One could try randomly selecting the b_{i} and if n is not too large this will be effective, but for large n it isn't. A more effective procedure would be to select the b_{i}'s to be integers near the square root of kn for different choices of k. The squares of these b_{i}'s will be near kn, so, when reduced mod n they should be small and thus made up of only small primes. Another procedure, due to Pomerance, is to start with a large interval of integers around the square root of n, and then systematically remove integers based on a quadratic relationship with each prime in the factor base. The remaining integers have a high probability of being B-smooth. This method is known as the *Quadratic Sieve*. A more recent algorithm, known as the *Number Field Sieve* finds the B-smooth squares by means of computations in rings of algebraic integers.

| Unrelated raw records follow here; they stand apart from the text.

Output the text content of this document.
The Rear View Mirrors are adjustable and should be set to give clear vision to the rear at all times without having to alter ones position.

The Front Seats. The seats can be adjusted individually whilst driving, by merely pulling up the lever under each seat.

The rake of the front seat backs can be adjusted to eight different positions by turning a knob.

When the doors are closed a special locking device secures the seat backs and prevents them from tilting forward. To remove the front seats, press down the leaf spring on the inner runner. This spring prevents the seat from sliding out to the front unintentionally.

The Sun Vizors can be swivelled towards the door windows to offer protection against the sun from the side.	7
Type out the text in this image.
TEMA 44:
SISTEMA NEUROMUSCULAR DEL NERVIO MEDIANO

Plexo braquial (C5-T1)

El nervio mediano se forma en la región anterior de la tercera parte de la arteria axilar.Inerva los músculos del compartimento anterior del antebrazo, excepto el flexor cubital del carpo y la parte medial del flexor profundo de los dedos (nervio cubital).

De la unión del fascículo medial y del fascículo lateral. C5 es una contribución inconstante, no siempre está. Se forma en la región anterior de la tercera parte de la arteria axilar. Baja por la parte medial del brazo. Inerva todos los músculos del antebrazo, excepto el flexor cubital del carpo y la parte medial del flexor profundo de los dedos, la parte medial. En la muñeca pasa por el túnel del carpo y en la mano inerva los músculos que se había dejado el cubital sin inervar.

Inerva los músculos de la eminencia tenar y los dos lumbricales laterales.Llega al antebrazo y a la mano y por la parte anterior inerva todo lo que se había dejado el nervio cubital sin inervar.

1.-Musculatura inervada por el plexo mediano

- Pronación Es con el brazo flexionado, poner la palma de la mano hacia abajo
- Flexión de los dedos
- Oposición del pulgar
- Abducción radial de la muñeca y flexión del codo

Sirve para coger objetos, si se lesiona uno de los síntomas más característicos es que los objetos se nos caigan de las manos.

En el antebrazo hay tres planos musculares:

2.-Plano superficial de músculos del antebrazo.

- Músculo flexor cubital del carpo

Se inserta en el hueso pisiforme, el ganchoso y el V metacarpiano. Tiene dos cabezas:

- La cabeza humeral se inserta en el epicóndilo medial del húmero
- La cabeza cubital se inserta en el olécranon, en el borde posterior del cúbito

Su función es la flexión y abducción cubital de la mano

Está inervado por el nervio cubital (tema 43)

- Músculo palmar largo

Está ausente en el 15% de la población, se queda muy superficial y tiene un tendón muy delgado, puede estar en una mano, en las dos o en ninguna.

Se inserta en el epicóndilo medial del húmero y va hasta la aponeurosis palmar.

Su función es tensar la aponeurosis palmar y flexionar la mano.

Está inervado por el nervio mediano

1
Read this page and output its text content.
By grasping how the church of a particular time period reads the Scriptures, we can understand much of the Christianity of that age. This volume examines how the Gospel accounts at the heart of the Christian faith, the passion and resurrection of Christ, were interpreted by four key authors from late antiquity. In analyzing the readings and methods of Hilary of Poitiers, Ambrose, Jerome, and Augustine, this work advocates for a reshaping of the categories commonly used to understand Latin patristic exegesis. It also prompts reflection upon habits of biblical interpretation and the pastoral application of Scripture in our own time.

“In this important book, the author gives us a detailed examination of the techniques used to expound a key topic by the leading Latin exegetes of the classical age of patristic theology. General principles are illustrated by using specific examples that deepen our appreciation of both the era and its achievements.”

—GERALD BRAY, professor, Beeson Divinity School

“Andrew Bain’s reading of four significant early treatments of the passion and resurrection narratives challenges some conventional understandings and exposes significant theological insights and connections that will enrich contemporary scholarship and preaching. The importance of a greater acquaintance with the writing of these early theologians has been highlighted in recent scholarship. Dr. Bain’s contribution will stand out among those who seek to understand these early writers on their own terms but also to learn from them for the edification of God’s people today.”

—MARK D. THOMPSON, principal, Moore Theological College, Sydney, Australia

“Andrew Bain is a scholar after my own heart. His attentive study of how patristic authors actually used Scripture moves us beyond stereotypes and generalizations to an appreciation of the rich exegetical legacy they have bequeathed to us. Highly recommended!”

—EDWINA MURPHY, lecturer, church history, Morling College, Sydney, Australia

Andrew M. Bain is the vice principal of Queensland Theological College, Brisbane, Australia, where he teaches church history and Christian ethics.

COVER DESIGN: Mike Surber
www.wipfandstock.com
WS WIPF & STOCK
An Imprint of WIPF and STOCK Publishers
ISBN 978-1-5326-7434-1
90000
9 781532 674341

For factoring RSA moduli, the quadratic sieve has been the most successful algorithm. In April 1994, a 129-digit number known as RSA-129 was factored by Atkins, Graff, Lenstra and Leyland using the quadratic sieve. The numbers RSA-100, RSA-110, ..., RSA-500 were a list of RSA moduli publicized on the Internet (RSA Labs) as "challenge" numbers for factoring algorithms. Each number RSA-d was a d-digit number that is the product of two primes of approximately the same length. The numbers RSA-100, RSA-110, RSA-120, RSA-129, RSA-130, RSA-140, RSA-155 and RSA-160 have all been factored (the last of these on April 1, 2003). In 2001, RSA Labs renamed and reissued the "challenge" numbers and assigned specific monetary rewards for their factoring. The new list (available at RSA Labs) uses the number of digits in the binary representation in the name, starting at RSA-576 (worth $10K) and going up to RSA-2048 ($200K).

The number field sieve seems to have great potential since its asymptotic running time is faster than other known algorithms. It is still in the developmental stages, but many researchers feel that it might prove to be faster for numbers having more than about 125-130 digits. In 1990, the number field sieve was used by Lenstra, Lenstra, Manasse and Pollard to factor 2^{512} + 1. On December 3, 2003 the factoring of RSA-576 (174 digits) was announced by a group at the German Federal Agency for Information Technology Security (BIS). They used a number field sieve to obtain the two 87-digit prime factors. The smallest challenge number is now RSA-640 worth $20K$.